Creature fantastiche dei nostri giorni, bestie leggendarie che paiono prelevate direttamente dall’Era perduta dei dinosauri. Taluni uccelli del mondo, con il loro aspetto al tempo stesso bizzarro e maestoso, ci ricordano facilmente quanto sia limitata la nostra visione speculativa in merito alle forma di vita di un possibile pianeta distante dal nostro; in cui lo stesso tripudio di esseri, così drammaticamente vario e stupefacente, dovrebbe corrispondere a un tipo d’evoluzione nettamente distinto, ma non meno variegato ed imprevedibile dal punto dei vista dei suoi possibili risultati. E chi può dire alla fine, quale potrebbe essere il ruolo finale del bucorvo; creatura inerentemente legata, secondo le credenze degli antichi popoli africani, alla capacità di scrutare enfaticamente verso l’Altro Lato.
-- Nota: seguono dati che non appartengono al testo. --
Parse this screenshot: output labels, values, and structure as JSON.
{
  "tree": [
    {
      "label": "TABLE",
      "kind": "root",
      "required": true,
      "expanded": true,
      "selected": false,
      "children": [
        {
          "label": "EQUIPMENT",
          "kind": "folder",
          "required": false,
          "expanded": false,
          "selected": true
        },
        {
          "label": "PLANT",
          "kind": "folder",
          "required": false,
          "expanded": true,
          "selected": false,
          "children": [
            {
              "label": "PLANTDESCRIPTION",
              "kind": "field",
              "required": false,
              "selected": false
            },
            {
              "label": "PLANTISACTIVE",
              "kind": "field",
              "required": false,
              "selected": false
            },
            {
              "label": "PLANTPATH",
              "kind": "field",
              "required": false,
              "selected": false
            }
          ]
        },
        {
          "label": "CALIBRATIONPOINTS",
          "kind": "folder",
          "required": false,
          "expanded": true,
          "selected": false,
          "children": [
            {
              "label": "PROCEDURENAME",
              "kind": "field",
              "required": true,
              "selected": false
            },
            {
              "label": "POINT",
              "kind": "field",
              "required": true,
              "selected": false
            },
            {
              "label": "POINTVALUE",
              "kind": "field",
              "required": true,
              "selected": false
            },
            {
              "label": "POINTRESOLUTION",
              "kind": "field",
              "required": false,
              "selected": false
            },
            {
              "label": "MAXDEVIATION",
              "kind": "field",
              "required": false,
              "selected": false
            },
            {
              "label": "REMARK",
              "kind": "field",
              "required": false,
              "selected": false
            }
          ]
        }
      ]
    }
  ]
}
E immergendo le proprie mani all’interno di quel mare tempestoso, tirarne fuori un possibile ritaglio della grande verità del mondo. Che non siamo (i) soli dell’universo? Che la nostra corona è un mero costrutto immaginifico ed intangibile? Che non sempre una telecamera digitale debba essere, per forza, la benvenuta? Che sia soltanto il becco a deciderlo, com’è sempre stato in determinati universi. Che noi già conosciamo, o per lo meno dovremmo conoscere, abbastanza bene senza dover necessariamente ricorrere all’osservazione a distanza.